C-note: What is Your Risk Assessment Worth?
By John Rostern, Managing Director, Coalfire
A risk assessment provides your organization with a tool to determine how, where and how much to invest in controls and security over technology. It also serves to document the risk acceptance policy of your organization as the acceptable level of risk dictates the level of controls to be implemented. It is also a requisite part of legal and regulatory compliance for Sarbanes-Oxley, HIPAA and PCI, among others. The risk assessment plays a key role in internal processes such as business continuity planning, internal audit planning and overall enterprise risk management. This has led, in many cases, to the risk assessment becoming a ‘check the box’ item. Risk assessment you ask? Yep, I have one of those. However, an inadequate risk assessment may be preventing your organization from developing and executing an effective information security and technology risk management strategy.

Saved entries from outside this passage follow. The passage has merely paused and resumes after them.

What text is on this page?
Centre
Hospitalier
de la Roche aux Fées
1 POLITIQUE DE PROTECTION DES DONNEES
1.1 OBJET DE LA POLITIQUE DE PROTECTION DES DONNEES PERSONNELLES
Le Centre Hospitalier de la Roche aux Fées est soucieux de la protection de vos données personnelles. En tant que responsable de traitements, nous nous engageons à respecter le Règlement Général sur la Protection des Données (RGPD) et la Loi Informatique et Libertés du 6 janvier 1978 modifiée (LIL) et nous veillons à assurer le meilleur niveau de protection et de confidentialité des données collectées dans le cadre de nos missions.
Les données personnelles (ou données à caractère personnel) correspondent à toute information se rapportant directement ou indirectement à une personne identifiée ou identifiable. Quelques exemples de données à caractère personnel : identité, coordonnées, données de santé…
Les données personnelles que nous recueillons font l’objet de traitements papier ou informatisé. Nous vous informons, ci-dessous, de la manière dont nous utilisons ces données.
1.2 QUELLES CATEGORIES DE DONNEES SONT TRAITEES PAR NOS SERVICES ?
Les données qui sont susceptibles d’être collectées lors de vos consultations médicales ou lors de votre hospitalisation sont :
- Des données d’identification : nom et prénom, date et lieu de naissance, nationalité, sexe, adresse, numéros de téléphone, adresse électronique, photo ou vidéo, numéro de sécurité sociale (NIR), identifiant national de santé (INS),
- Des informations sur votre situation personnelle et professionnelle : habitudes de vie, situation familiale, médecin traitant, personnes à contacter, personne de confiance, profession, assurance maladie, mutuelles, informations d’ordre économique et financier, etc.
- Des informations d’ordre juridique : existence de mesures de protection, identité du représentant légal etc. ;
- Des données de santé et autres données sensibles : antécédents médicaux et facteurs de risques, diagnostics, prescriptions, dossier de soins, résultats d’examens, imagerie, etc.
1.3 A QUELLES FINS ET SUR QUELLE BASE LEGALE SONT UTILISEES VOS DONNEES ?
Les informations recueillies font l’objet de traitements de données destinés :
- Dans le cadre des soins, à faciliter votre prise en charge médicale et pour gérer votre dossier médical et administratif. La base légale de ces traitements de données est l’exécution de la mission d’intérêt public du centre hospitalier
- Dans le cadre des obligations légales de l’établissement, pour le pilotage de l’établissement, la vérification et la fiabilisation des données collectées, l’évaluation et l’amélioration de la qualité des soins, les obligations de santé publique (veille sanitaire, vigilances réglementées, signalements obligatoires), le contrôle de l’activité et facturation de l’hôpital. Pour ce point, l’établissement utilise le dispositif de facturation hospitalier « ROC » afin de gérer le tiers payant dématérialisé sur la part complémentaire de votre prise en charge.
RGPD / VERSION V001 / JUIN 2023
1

There are many historical examples of the impact a bad risk assessment can have. For example, after World War I, the French invested in a line of fortifications on the border with Germany and Italy. Fearing a repeat of the last war, French Minister of War Andre’ Maginot designed and built a series of fixed artillery emplacements and tank barriers all facing the enemy. However, history tells us that while Maginot correctly identified the source of the risk, (Germany), he assumed the next war would be fought the same way as the last. Maginot failed to properly assess the current threats and vulnerabilities he faced, which led to the defeat of France when the German army performed an end-run and attacked France from the north instead of the east (the guns were literally pointed the wrong way!). His perceived ‘risk’ was improperly supported, which led to a massive investment in a defensive line that was ultimately ineffective.
Had Maginot studied risk assessment, he would have realized that risk (R) is the product of threat (T) and vulnerability (V), sometimes expressed as T x V = R. Properly described, Risk is the combination of the impact and likelihood of an event that impacts the mission, functions, image or reputation of an organization. Overall Risk to the organization/entity is the sum of all of the risks described in their Risk Catalog that represents the portfolio of relevant risks. Following this process can help your organization to build appropriate controls and avoid an outcome similar to Maginot. The overall process for a comprehensive risk assessment may be summarized in the following steps:
- Develop a Threat Catalog describing the universe of applicable risks.
- Determine the Relevance and Impact of each Threat to produce the Threat Value;
- Examine the Vulnerabilities and Pre-Disposing Conditions to determine the value for Vulnerability;
- Determine the Inherent Risk as the product of Threat and Vulnerability;
- Apply the Risk Treatment process applicable to the organization to the Risk Catalog and determine which risks will be Mitigated in the Controls Environment;
- Based on independent testing, determine the Design and Operating Effectiveness of the Controls Environment;
- Subtract the Controls Value from the Inherent Risk to determine the Residual Risk; and
- Compare the Residual Risk, both in aggregate and for each individual risk, to the Risk Tolerance of the organization.
This disciplined approach will provide insight into allocation of resources and the alignment of controls with the risks to the core business of the organization.